Aus meiner Sicht haben sich die Deutschkurse und ABC-Tische in den EAEs Nöthnitzer Straße und Teplitzer Straße bewährt. Natürlich können sie keinen regulären Kurs ersetzen. Aber zumindest bei den Afghanen, die ich kennengelernt habe, ist der Unterschied zwischen Teilnehmern und Nichtteilnehmern ziemlich deutlich. Das heißt mit ehemaligen Teilnehmern ist wenigstens eine einfache Kommunikation möglich und, fast noch wichtiger, das fürs Lernen nötige Selbstbewusstsein ist ganz anders.
Für diejenigen Asylbewerber, die in Deutschland bleiben werden, sind Deutschkenntnisse fast so wichtig wie das tägliche Brot. Sie sind die Voraussetzung für einen sinnvollen Umgang mit Behörden, für eine eventuelle Ausbildung oder für die Arbeitsaufnahme. Nicht zuletzt ist es wesentlich besser fürs Selbstbewusstsein, wenn man im Alltag ohne Hilfe durch Dritte erfolgreich kommunizieren kann. Die Teilnehmer an den ABC-Tischen sehen das ganz genauso. Insofern ist es schade, dass diese (noch?) hohe Motivation derzeit nur teilweise genutzt wird und einem signifikanten Teil der Asylbewerber bestenfalls ehrenamtliche Kurse (mit wenigen Wochenstunden, mit engagierten, aber nicht ausgebildeten Lehrern, oft ohne roten Faden) zugänglich sind.
Mir persönlich haben die ABC-Tische jede Menge Spaß gemacht, und ich habe selbst auch viel dazugelernt.
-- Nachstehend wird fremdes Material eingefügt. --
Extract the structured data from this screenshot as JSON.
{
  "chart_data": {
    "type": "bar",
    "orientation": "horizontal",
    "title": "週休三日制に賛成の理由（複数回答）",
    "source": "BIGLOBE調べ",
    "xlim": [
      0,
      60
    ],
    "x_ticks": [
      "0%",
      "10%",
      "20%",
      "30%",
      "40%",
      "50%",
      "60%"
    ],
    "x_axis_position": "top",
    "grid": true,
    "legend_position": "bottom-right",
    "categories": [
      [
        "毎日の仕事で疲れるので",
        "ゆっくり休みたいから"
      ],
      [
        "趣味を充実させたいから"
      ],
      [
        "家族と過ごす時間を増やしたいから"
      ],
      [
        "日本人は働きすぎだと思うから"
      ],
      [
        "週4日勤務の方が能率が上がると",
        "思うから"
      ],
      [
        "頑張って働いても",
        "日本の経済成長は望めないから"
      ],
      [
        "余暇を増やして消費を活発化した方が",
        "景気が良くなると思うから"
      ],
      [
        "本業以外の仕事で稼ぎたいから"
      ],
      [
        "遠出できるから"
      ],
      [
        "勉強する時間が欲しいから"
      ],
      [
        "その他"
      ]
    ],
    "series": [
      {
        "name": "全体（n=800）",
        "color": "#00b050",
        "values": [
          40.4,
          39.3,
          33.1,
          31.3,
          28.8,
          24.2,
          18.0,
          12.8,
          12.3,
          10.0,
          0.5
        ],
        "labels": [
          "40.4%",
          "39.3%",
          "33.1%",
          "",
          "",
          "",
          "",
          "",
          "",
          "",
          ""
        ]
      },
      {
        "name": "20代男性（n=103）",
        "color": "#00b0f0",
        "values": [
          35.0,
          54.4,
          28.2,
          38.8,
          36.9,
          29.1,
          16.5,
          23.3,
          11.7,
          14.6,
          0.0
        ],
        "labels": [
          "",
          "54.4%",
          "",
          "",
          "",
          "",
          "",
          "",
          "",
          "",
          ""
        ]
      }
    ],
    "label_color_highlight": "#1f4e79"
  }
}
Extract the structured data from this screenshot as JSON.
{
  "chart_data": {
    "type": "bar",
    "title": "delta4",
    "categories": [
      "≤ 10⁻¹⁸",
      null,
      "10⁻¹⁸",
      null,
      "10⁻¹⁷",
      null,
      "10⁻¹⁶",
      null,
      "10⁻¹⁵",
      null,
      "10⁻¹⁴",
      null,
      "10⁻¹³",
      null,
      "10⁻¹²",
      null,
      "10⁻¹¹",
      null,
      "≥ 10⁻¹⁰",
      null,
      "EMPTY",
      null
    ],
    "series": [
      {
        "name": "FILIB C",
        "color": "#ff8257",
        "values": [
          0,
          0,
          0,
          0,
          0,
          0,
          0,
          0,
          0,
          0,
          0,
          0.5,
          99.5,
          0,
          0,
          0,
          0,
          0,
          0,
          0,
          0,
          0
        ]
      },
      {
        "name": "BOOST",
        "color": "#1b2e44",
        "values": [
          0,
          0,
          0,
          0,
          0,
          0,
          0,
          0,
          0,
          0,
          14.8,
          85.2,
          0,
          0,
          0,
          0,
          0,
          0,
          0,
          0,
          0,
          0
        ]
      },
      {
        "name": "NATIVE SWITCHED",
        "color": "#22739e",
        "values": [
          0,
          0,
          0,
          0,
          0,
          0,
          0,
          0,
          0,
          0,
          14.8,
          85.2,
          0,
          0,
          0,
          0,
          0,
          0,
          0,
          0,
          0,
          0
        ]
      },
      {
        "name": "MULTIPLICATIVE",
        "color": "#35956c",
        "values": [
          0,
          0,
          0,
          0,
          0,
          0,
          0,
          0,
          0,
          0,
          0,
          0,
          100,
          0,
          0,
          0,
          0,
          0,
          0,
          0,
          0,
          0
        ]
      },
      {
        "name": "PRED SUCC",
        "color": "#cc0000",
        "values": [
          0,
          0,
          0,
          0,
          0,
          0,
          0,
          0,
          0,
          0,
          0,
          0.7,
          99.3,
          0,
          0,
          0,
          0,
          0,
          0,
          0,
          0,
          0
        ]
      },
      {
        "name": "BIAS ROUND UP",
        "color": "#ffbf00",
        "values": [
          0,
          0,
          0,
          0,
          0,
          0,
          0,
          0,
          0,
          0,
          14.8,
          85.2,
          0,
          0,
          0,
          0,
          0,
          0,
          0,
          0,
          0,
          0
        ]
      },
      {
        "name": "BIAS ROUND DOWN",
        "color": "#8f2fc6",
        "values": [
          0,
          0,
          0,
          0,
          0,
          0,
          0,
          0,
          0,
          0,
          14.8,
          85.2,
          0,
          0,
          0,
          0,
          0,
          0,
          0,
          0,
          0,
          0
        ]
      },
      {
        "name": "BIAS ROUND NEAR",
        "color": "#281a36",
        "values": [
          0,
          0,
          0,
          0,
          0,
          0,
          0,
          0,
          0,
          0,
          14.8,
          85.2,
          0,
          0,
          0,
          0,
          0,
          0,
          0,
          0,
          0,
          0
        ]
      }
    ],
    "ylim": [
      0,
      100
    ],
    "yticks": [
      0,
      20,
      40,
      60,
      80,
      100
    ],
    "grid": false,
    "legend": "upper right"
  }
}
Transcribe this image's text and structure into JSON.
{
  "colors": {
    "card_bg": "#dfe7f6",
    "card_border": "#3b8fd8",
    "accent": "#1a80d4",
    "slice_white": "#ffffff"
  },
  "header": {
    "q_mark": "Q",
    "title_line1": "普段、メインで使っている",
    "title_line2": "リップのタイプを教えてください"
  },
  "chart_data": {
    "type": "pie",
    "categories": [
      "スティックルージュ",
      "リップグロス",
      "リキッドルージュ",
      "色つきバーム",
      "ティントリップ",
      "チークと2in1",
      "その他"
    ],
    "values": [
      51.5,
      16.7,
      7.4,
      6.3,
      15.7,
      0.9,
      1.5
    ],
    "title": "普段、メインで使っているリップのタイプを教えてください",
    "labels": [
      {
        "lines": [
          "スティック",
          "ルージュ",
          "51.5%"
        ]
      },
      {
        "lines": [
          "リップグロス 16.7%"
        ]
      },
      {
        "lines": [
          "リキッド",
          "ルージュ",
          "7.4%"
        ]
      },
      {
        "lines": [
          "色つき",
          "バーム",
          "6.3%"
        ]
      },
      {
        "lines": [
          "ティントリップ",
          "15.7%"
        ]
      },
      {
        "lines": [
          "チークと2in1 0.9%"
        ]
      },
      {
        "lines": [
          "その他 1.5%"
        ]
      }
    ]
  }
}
Auf der anderen Seite habe ich eine Menge Zeit investiert, und da bleiben Ermüdungserscheinungen nicht aus. Zum Glück sind von Zeit zu Zeit echte Erfolge greifbar. Ansonsten kann man sich ja in Dresden-Hauptbahnhof immer noch jeden Montagabend eine Dosis Motivation abholen. Es bleibt viel zu tun, packen wir es an!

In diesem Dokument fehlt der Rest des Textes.